Here are five head-coaching situations that bear watching:
• Doug Marrone, Buffalo. There are no indications that he’s in jeopardy of losing his job. He has overcome plenty, especially the lack of a quality quarterback, to lead the Bills to two more victories than his rookie season in 2013. Still, the Bills’ new ownership is likely to hit him with some hard questions during next week’s post-season review meeting. And most will concern the struggles of the offense. If Terry Pegula orders Marrone to part ways with offensive coordinator Nathaniel Hackett, will he comply? Is it possible for Marrone to continue to co-exist with General Manager Doug Whaley despite the tension that has existed between them all season? The answers to those questions could go a long way toward determining if Marrone returns for a third season.
• Jason Garrett, Dallas. Only because his contract is due to expire after the season. Otherwise, there is no reason to think that he will go elsewhere. After three unspectacular seasons, Garrett has led the Cowboys to an 11-4 record and a division crown. As unpredictable as things might be in the world of Cowboys owner/general manager Jerry Jones, it would be hard to envision the team choosing not to work something out with Garrett in the near future.
• Tom Coughlin, New York Giants. At one point, it seemed he was definitely on his way out. But the Giants’ three-game winning streak has done plenty to quiet that narrative. Although they have nothing but pride at stake, his players continue to give optimum effort. The scheme that first-year offensive coordinator Ben McAdoo installed this season finally appears to be registering with quarterback Eli Manning and the rest of the offense.
• Mike Smith, Atlanta. The benefit of playing in a terrible division is that, even with a losing record, you can be its champion. But if Smith’s 6-9 Falcons lose today’s showdown against the 6-8-1 Carolina Panthers to decide the NFC South, will that cost him his job? It’s possible, given that Smith has been sitting on a fairly hot seat for most of the season because of mounting losses and poor in-game management.

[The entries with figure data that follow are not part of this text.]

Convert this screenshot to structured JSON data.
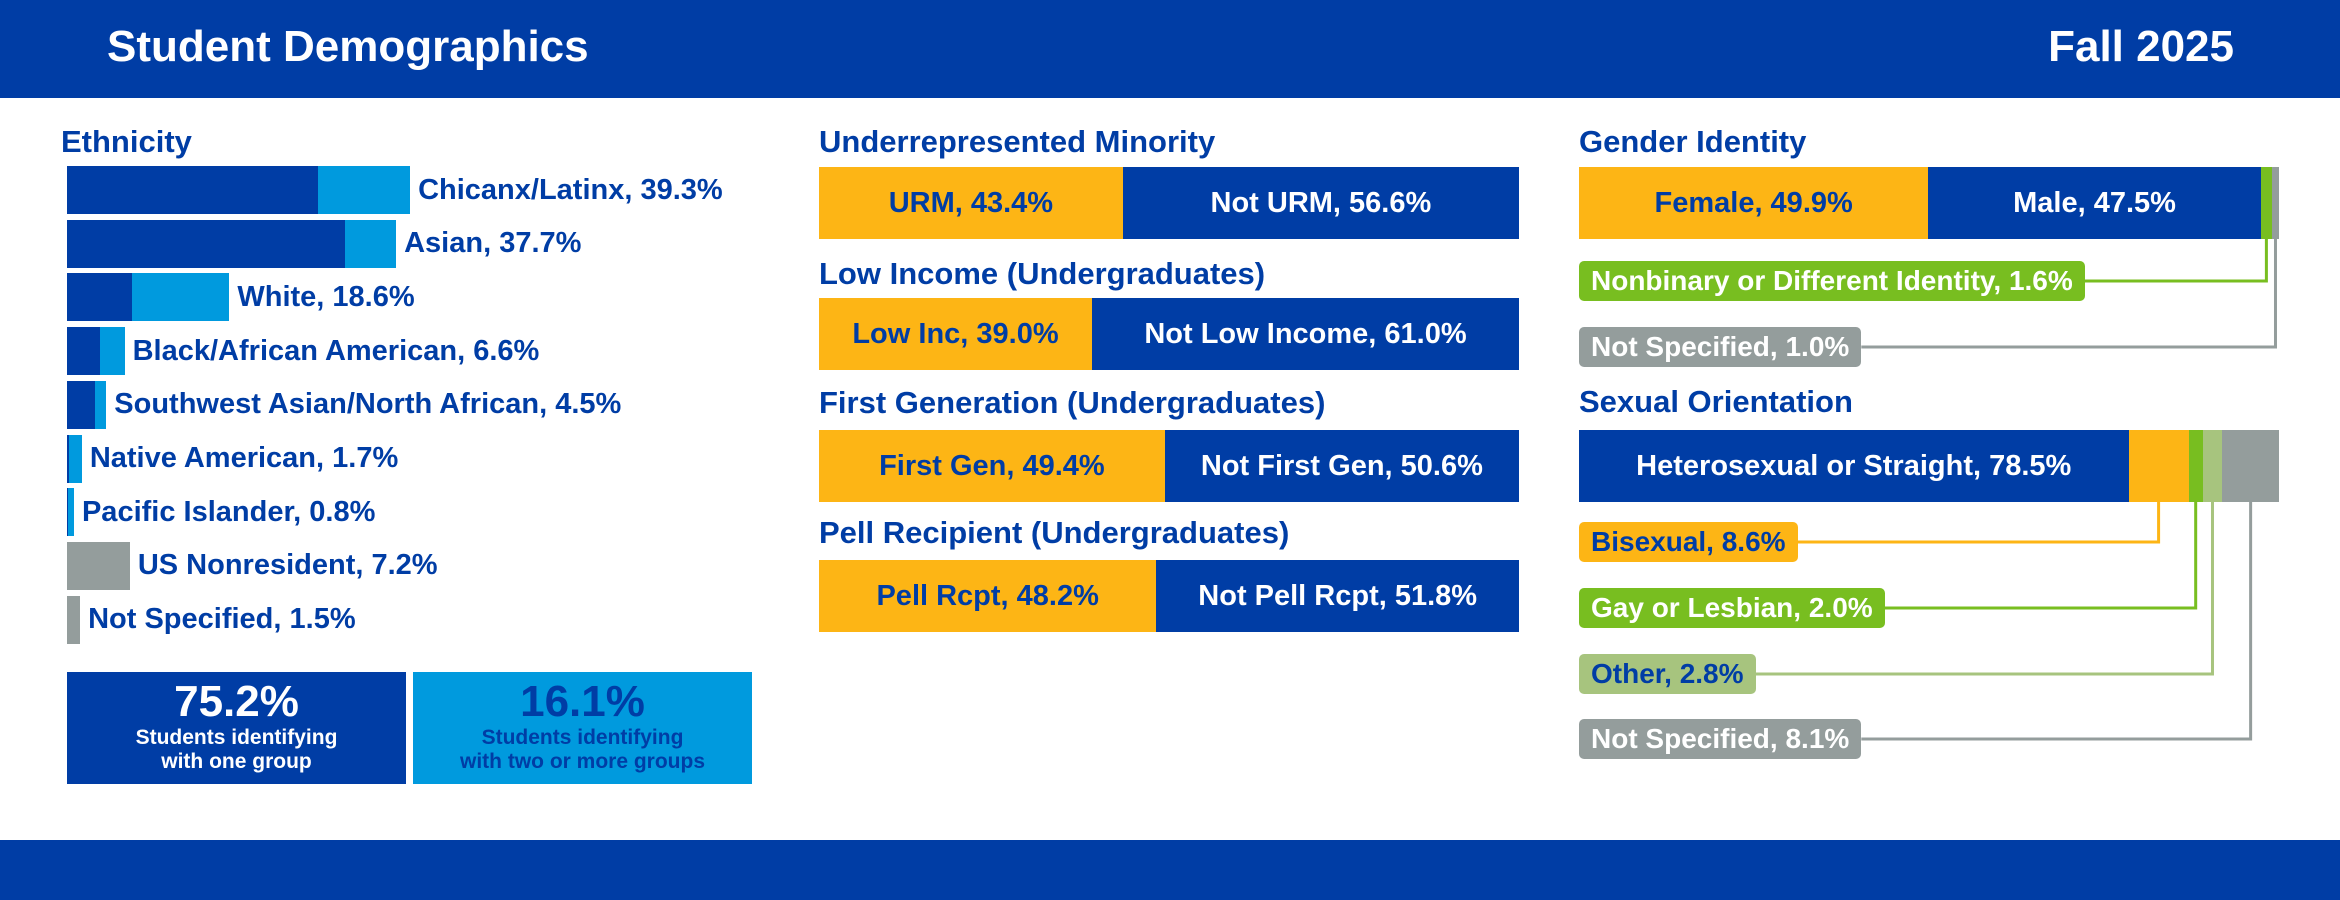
{
  "header": {
    "title": "Student Demographics",
    "term": "Fall 2025"
  },
  "colors": {
    "dark_blue": "#003DA5",
    "light_blue": "#009ADE",
    "gold": "#FDB515",
    "green": "#78BE20",
    "light_green": "#A7C47E",
    "gray": "#949D9C"
  },
  "chart_data": [
    {
      "type": "bar",
      "orientation": "horizontal",
      "stacked": true,
      "title": "Ethnicity",
      "categories": [
        "Chicanx/Latinx",
        "Asian",
        "White",
        "Black/African American",
        "Southwest Asian/North African",
        "Native American",
        "Pacific Islander",
        "US Nonresident",
        "Not Specified"
      ],
      "labels": [
        "Chicanx/Latinx, 39.3%",
        "Asian, 37.7%",
        "White, 18.6%",
        "Black/African American, 6.6%",
        "Southwest Asian/North African, 4.5%",
        "Native American, 1.7%",
        "Pacific Islander, 0.8%",
        "US Nonresident, 7.2%",
        "Not Specified, 1.5%"
      ],
      "values": [
        39.3,
        37.7,
        18.6,
        6.6,
        4.5,
        1.7,
        0.8,
        7.2,
        1.5
      ],
      "series": [
        {
          "name": "Students identifying with one group",
          "color": "#003DA5",
          "values": [
            28.8,
            31.9,
            7.4,
            3.8,
            3.2,
            0.2,
            0.1,
            0,
            0
          ]
        },
        {
          "name": "Students identifying with two or more groups",
          "color": "#009ADE",
          "values": [
            10.5,
            5.8,
            11.2,
            2.8,
            1.3,
            1.5,
            0.7,
            0,
            0
          ]
        },
        {
          "name": "",
          "color": "#949D9C",
          "values": [
            0,
            0,
            0,
            0,
            0,
            0,
            0,
            7.2,
            1.5
          ]
        }
      ],
      "summary": [
        {
          "value": "75.2%",
          "line1": "Students identifying",
          "line2": "with one group"
        },
        {
          "value": "16.1%",
          "line1": "Students identifying",
          "line2": "with two or more groups"
        }
      ]
    },
    {
      "type": "bar",
      "stacked": true,
      "title": "Underrepresented Minority",
      "segments": [
        {
          "label": "URM, 43.4%",
          "value": 43.4,
          "color": "#FDB515",
          "text": "#003DA5"
        },
        {
          "label": "Not URM, 56.6%",
          "value": 56.6,
          "color": "#003DA5",
          "text": "#FFFFFF"
        }
      ]
    },
    {
      "type": "bar",
      "stacked": true,
      "title": "Low Income (Undergraduates)",
      "segments": [
        {
          "label": "Low Inc, 39.0%",
          "value": 39.0,
          "color": "#FDB515",
          "text": "#003DA5"
        },
        {
          "label": "Not Low Income, 61.0%",
          "value": 61.0,
          "color": "#003DA5",
          "text": "#FFFFFF"
        }
      ]
    },
    {
      "type": "bar",
      "stacked": true,
      "title": "First Generation (Undergraduates)",
      "segments": [
        {
          "label": "First Gen, 49.4%",
          "value": 49.4,
          "color": "#FDB515",
          "text": "#003DA5"
        },
        {
          "label": "Not First Gen, 50.6%",
          "value": 50.6,
          "color": "#003DA5",
          "text": "#FFFFFF"
        }
      ]
    },
    {
      "type": "bar",
      "stacked": true,
      "title": "Pell Recipient (Undergraduates)",
      "segments": [
        {
          "label": "Pell Rcpt, 48.2%",
          "value": 48.2,
          "color": "#FDB515",
          "text": "#003DA5"
        },
        {
          "label": "Not Pell Rcpt, 51.8%",
          "value": 51.8,
          "color": "#003DA5",
          "text": "#FFFFFF"
        }
      ]
    },
    {
      "type": "bar",
      "stacked": true,
      "title": "Gender Identity",
      "segments": [
        {
          "label": "Female, 49.9%",
          "value": 49.9,
          "color": "#FDB515",
          "text": "#003DA5",
          "inline": true
        },
        {
          "label": "Male, 47.5%",
          "value": 47.5,
          "color": "#003DA5",
          "text": "#FFFFFF",
          "inline": true
        },
        {
          "label": "Nonbinary or Different Identity, 1.6%",
          "value": 1.6,
          "color": "#78BE20",
          "text": "#FFFFFF",
          "inline": false
        },
        {
          "label": "Not Specified, 1.0%",
          "value": 1.0,
          "color": "#949D9C",
          "text": "#FFFFFF",
          "inline": false
        }
      ]
    },
    {
      "type": "bar",
      "stacked": true,
      "title": "Sexual Orientation",
      "segments": [
        {
          "label": "Heterosexual or Straight, 78.5%",
          "value": 78.5,
          "color": "#003DA5",
          "text": "#FFFFFF",
          "inline": true
        },
        {
          "label": "Bisexual, 8.6%",
          "value": 8.6,
          "color": "#FDB515",
          "text": "#003DA5",
          "inline": false
        },
        {
          "label": "Gay or Lesbian, 2.0%",
          "value": 2.0,
          "color": "#78BE20",
          "text": "#FFFFFF",
          "inline": false
        },
        {
          "label": "Other, 2.8%",
          "value": 2.8,
          "color": "#A7C47E",
          "text": "#003DA5",
          "inline": false
        },
        {
          "label": "Not Specified, 8.1%",
          "value": 8.1,
          "color": "#949D9C",
          "text": "#FFFFFF",
          "inline": false
        }
      ]
    }
  ]
}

• Marvin Lewis, Cincinnati. The Bengals are in the playoffs for the fourth year in a row. That’s a remarkable accomplishment for this or any franchise. But will it be good enough if Lewis, as has been the case throughout his 12 seasons at the Bengals’ helm, fails once again to produce a postseason victory? It’s noteworthy that last March, normally ultra-patient owner Mike Brown signed Lewis to a contract that only runs through the 2015 season.
• The Cowboys’ defense is embracing the fact none of its members was selected to the Pro Bowl while six Dallas offensive players were picked. “Our defense is ‘we-fense,’ and that’s what we focus on,” end Jeremy Mincey was quoted as saying in the Dallas Morning News. In three December games, the Cowboys’ “We-fense” has nine takeaways, which is as many as the team has had after November in three previous seasons.
• It’s a good thing Baltimore Ravens running back Justin Forsett didn’t need the last two games to make the case that allowed him to be selected as a Pro Bowl alternate. During that span, he has had 26 carries for a mere 67 yards, including 19 in last week’s loss against Houston. That’s a far cry from the performance that did plenty to allow the Ravens to forget Ray Rice no longer was on the roster.
• Remember that awful game Green Bay Packers quarterback Aaron Rodgers played at The Ralph on Dec. 14? The one in which he threw two interceptions and finished with a career-low passer rating of 34.3? To give you a sense of how different he performs at Lambeau Field, consider this: Rodgers has gone 13 games, which covers an NFL-record 396 pass attempts, without an interception at home.